April 19, 2024 - 7:00am

So it turns out that Scottish children are no more suitable for medical experimentation than English ones. Yesterday NHS Scotland responded to the Cass Review by pausing the prescription of puberty blockers for gender-confused children and — in a move that goes further than its English counterpart — halting cross-sex hormones for under-18s.

This is a tremendous relief and, to some of us, a surprise. As Dr Hilary Cass noted, evidence-based care for vulnerable children has been disrupted by those who prefer “a social justice model”. Being in favour of the sterilisation of autistic and gay children — or “protecting trans kids”, as it’s been known — has long been a way to advertise one’s right-side-of-history credentials. It has also, in the eyes of certain Scottish politicians, been a way to indicate that one’s own country is young, progressive, and forward-looking, rather than mired in stuffy old principles such as “child safeguarding”.

It would have been a tragedy if, yet again, adults were permitted to sacrifice the health and future wellbeing of children for the sake of their own egos. Even so, the announcement on the Sandyford Gender Service website leaves a lot to be desired. There’s no shame, no apology, seemingly no awareness that if you are indeed lacking “evidence of safety and long-term impact” for the therapies you have already been prescribing, you are complicit in doing harm. The language is oh-so-neutral.

Apparently, none of this means practitioners are not “committed to providing the best possible clinical care”. It’s just pure coincidence that even someone like me, with no medical qualifications, suspected that there was a problem years ago. There are only so many videos of homophobic mothers describing the “fixing” of their children that a person can tolerate (let’s be honest: it should only take one).

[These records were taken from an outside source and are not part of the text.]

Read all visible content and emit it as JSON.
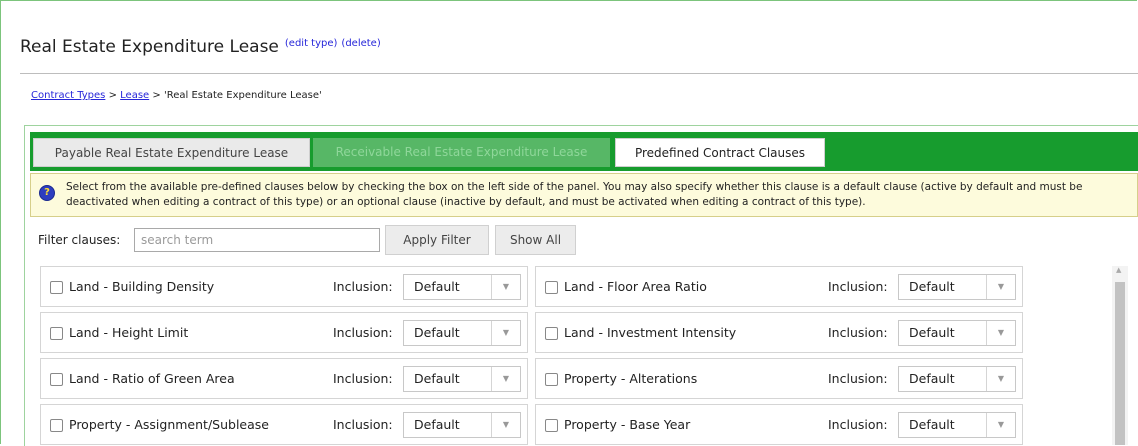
{
  "header": {
    "title": "Real Estate Expenditure Lease",
    "edit_link": "(edit type)",
    "delete_link": "(delete)"
  },
  "breadcrumb": {
    "items": [
      "Contract Types",
      "Lease"
    ],
    "separator": ">",
    "current": "'Real Estate Expenditure Lease'"
  },
  "tabs": [
    {
      "label": "Payable Real Estate Expenditure Lease",
      "state": "inactive"
    },
    {
      "label": "Receivable Real Estate Expenditure Lease",
      "state": "disabled"
    },
    {
      "label": "Predefined Contract Clauses",
      "state": "active"
    }
  ],
  "info": {
    "icon": "question-icon",
    "text": "Select from the available pre-defined clauses below by checking the box on the left side of the panel. You may also specify whether this clause is a default clause (active by default and must be deactivated when editing a contract of this type) or an optional clause (inactive by default, and must be activated when editing a contract of this type)."
  },
  "filter": {
    "label": "Filter clauses:",
    "value": "",
    "placeholder": "search term",
    "apply_label": "Apply Filter",
    "show_all_label": "Show All"
  },
  "clauses": [
    {
      "name": "Land - Building Density",
      "inclusion_label": "Inclusion:",
      "inclusion_value": "Default",
      "checked": false
    },
    {
      "name": "Land - Floor Area Ratio",
      "inclusion_label": "Inclusion:",
      "inclusion_value": "Default",
      "checked": false
    },
    {
      "name": "Land - Height Limit",
      "inclusion_label": "Inclusion:",
      "inclusion_value": "Default",
      "checked": false
    },
    {
      "name": "Land - Investment Intensity",
      "inclusion_label": "Inclusion:",
      "inclusion_value": "Default",
      "checked": false
    },
    {
      "name": "Land - Ratio of Green Area",
      "inclusion_label": "Inclusion:",
      "inclusion_value": "Default",
      "checked": false
    },
    {
      "name": "Property - Alterations",
      "inclusion_label": "Inclusion:",
      "inclusion_value": "Default",
      "checked": false
    },
    {
      "name": "Property - Assignment/Sublease",
      "inclusion_label": "Inclusion:",
      "inclusion_value": "Default",
      "checked": false
    },
    {
      "name": "Property - Base Year",
      "inclusion_label": "Inclusion:",
      "inclusion_value": "Default",
      "checked": false
    }
  ],
  "colors": {
    "tab_bar": "#179c2e",
    "link": "#2626d9",
    "info_background": "#fdfbdc"
  }
}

There is progress here, certainly. Thanks to this belated return to ethical standards, some children who would have been harmed will be able to grow and thrive. Right now, however, many of them will not want to. The thought of being “forced” to go through the “wrong” puberty must be terrifying them. If the adults around you have spent most of your life affirming your own sense of wrongness, then how could the Sandyford decision seem anything other than barbaric? You’ve been told — by organisations visiting your school, by books in your school library, by teachers, parents and doctors — that the way you feel and behave is incompatible with the sex you have been “assigned”. Why, then, should anyone be barring your only escape?

The problem is not just that evidence-based medicine was abandoned in favour of cultural trends. Any return to basic standards has to go hand-in-hand with a serious critique of the culture. On the same day the Sandyford decision was announced, it was reported that “LGBT champions” are visiting primary schools in Scotland to teach children as young as four about gender identity. That is, to teach them that if they are gender non-conforming they may in fact be the opposite sex — there is no real “championing” of LGB in this entire enterprise.

It is not possible to reform “gender medicine” without addressing the incoherence, bigotry and cruelty of this ideology. Gender-variant children have always existed, usually growing up to be lesbian or gay. The “trans child” was constructed to validate trans-identified adult men and appease homophobic parents, before being championed by individuals more interested in appearing cutting-edge than engaging in the poorly-rewarded, unglamorous work of putting children first.

It is too late for those who were complicit to say they didn’t know. Now we must create an environment in which children bullied into fearing their own physical development can start to feel safe again. It’s time for the bullies to get out of the classroom and off the bookshelves. Back off and let these children grow.